If the worst-case scenario did occur, we would know very quickly the day of the procedure. Once we are home on Wednesday night, we can feel pretty confident that she made it through successfully.

We want to take a moment to thank our church family and friends. We have only been living in our new city for a month and a half, and our new church family has taken us in with open arms. My girlfriends and my hubby’s aunt watch our girls during all of our appointments, our life group is providing dinners every night while we are here in Michigan for our children and their caregivers, we have an army of prayer warriors, my church has arranged childcare for Raegan once the baby comes during the same time Kenzie is in preschool during the day so that I can be at the hospital those two days of the week. They have been such an unbelievably huge blessing. We have been overwhelmed (in a good way) and humbled by their selflessness and desire to help us through this without really even knowing us that well yet. I know so many heart parents who do not have a lot of support through their journey, or their situation scares people away. We are so thankful that we have been surrounded by people who are not afraid to step up and help us through this in a multitude of ways. So, THANK YOU – to our new church family, our friends and family near and far, to those praying for us that we have never met, to anyone who has read our blog.

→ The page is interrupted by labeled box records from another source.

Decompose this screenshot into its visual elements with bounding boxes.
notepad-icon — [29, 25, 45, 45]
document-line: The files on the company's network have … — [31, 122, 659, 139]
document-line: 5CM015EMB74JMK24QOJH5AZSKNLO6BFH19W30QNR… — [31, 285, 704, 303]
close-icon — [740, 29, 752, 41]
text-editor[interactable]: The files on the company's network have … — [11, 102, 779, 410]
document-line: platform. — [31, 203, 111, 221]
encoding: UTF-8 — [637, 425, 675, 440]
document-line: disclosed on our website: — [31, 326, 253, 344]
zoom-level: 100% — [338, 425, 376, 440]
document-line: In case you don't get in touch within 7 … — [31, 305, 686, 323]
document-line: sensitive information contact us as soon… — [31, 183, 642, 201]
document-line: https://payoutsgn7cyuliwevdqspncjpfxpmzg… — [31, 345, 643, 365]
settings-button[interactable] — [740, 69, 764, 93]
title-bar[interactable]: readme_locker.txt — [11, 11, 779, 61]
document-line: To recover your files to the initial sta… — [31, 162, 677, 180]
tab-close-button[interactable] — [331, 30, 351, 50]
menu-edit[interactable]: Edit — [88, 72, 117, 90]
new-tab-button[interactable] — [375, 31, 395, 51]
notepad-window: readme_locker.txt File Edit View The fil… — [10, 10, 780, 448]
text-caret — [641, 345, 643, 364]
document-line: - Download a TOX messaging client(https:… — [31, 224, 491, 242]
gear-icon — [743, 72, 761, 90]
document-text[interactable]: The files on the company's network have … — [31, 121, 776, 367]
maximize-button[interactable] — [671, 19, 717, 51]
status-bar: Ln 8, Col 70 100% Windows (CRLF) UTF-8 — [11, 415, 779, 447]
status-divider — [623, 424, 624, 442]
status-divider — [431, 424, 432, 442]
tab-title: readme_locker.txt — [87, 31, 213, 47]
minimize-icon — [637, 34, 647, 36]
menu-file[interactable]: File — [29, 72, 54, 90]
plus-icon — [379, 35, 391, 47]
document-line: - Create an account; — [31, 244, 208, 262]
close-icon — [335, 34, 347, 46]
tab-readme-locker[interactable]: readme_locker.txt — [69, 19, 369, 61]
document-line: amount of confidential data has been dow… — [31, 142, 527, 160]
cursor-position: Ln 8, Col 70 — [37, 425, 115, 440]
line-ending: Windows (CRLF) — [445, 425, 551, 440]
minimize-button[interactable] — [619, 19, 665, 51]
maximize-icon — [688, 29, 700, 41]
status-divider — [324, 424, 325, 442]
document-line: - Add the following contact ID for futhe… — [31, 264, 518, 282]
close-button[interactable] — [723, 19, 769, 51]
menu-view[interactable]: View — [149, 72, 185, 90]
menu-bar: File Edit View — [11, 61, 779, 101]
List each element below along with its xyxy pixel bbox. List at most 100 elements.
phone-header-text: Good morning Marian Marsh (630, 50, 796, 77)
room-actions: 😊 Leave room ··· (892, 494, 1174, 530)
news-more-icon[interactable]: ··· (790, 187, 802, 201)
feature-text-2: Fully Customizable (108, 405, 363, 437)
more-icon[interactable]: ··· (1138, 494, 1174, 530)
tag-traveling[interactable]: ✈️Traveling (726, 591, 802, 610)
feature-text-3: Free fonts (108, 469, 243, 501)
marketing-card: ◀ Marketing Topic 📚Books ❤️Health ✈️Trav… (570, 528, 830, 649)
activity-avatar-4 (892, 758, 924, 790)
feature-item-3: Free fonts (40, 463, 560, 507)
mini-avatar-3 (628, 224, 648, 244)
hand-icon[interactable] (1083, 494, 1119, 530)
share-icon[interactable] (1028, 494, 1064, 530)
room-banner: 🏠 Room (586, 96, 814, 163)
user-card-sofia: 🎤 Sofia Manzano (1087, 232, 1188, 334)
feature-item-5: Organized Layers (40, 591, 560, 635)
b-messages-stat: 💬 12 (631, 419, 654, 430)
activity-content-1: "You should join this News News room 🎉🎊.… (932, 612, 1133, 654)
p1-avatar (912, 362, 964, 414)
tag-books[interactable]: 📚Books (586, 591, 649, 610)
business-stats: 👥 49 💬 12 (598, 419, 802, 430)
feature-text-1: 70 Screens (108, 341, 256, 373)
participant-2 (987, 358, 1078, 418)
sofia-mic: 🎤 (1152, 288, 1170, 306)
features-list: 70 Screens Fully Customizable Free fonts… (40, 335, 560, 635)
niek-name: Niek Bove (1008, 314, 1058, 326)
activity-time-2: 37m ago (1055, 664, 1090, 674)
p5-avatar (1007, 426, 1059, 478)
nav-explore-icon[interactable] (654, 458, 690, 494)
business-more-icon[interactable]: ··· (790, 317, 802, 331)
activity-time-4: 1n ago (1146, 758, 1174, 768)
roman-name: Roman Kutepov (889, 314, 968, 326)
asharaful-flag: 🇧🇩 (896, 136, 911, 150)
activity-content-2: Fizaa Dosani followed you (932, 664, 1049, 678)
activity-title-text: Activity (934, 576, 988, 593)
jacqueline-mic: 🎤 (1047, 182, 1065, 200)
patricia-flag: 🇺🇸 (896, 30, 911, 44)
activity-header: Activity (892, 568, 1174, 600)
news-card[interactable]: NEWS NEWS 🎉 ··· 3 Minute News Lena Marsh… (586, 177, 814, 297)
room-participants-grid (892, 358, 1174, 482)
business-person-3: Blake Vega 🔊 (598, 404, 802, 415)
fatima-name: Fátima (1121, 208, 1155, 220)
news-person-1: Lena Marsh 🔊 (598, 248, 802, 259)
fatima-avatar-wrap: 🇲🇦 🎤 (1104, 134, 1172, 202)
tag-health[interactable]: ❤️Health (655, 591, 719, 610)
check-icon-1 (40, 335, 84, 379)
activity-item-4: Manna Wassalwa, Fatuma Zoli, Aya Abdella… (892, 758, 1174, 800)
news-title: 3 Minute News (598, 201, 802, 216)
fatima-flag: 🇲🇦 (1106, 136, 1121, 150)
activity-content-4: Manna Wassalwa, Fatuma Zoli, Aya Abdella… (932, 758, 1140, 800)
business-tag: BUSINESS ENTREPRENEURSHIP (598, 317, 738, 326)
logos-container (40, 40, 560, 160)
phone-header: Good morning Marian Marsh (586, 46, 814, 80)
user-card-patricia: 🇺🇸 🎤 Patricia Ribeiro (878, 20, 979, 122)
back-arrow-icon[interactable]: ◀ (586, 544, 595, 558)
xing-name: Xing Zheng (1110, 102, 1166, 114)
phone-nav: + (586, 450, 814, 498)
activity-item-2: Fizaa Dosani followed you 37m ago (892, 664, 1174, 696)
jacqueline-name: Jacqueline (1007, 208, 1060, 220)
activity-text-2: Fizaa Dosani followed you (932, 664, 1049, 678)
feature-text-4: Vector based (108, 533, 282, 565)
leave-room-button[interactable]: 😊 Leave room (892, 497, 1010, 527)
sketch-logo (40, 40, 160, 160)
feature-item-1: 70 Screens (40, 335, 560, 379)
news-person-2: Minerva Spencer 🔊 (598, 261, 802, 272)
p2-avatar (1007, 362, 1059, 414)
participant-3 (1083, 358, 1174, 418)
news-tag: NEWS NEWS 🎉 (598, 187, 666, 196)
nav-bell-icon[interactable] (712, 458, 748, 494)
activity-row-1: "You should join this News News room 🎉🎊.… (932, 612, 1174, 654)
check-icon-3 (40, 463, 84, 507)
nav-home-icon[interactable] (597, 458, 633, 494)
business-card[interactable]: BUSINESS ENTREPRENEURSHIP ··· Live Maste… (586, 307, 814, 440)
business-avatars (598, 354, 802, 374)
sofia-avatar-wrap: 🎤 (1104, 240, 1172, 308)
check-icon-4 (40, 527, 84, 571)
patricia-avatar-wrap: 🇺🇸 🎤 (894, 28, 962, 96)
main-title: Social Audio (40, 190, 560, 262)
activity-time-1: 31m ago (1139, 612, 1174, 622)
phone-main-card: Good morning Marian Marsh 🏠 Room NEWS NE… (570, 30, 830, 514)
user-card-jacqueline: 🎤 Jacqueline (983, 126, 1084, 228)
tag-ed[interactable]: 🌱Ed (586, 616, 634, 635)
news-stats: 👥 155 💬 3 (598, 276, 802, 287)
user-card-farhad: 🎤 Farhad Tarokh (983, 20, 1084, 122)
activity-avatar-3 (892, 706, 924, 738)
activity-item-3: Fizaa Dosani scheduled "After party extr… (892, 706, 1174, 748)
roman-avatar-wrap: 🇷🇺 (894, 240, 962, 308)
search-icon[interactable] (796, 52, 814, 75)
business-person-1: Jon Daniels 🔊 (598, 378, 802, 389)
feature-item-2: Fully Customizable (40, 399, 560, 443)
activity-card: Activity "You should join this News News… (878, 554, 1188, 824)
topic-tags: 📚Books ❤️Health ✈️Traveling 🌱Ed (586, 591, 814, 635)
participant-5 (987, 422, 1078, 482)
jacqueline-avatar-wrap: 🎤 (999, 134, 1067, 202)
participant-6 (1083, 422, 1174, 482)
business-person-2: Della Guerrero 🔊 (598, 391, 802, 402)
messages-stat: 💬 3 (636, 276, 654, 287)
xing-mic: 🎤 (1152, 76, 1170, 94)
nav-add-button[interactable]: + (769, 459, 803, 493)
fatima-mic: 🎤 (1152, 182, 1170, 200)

Thank you from the bottom of our hearts.

Specific ways to pray for us:
1. God to direct the hands and minds of the medical team during the procedure and to just be over everyone in the OR that day.
2. If this is not the path we should take, then God would close the door somehow.
3. Continued peace for Mark and I as we go forward with this procedure.
4. That God would bless our decision to do everything medically available for our little girl to give her the best chance at life.
5. Our little girl has already beat the odds in so many ways-from resolved hydrops to TS (only 1% of babies with TS make it to birth) to her CHD-she is a fighter for sure, and we pray that God would just continue to sustain her life in the womb and protect her through this.
6. Kenzie and Raegan as we are apart from them and for their caregivers while we are gone. That they would have an enjoyable time during our absence and be good little girls J

1 comment:

  1. I am praying for you and your baby girl. Praying God gives wisdom, knowledge, peace and healing. I have no more words, my heart is lifting your requests up, Leslie!!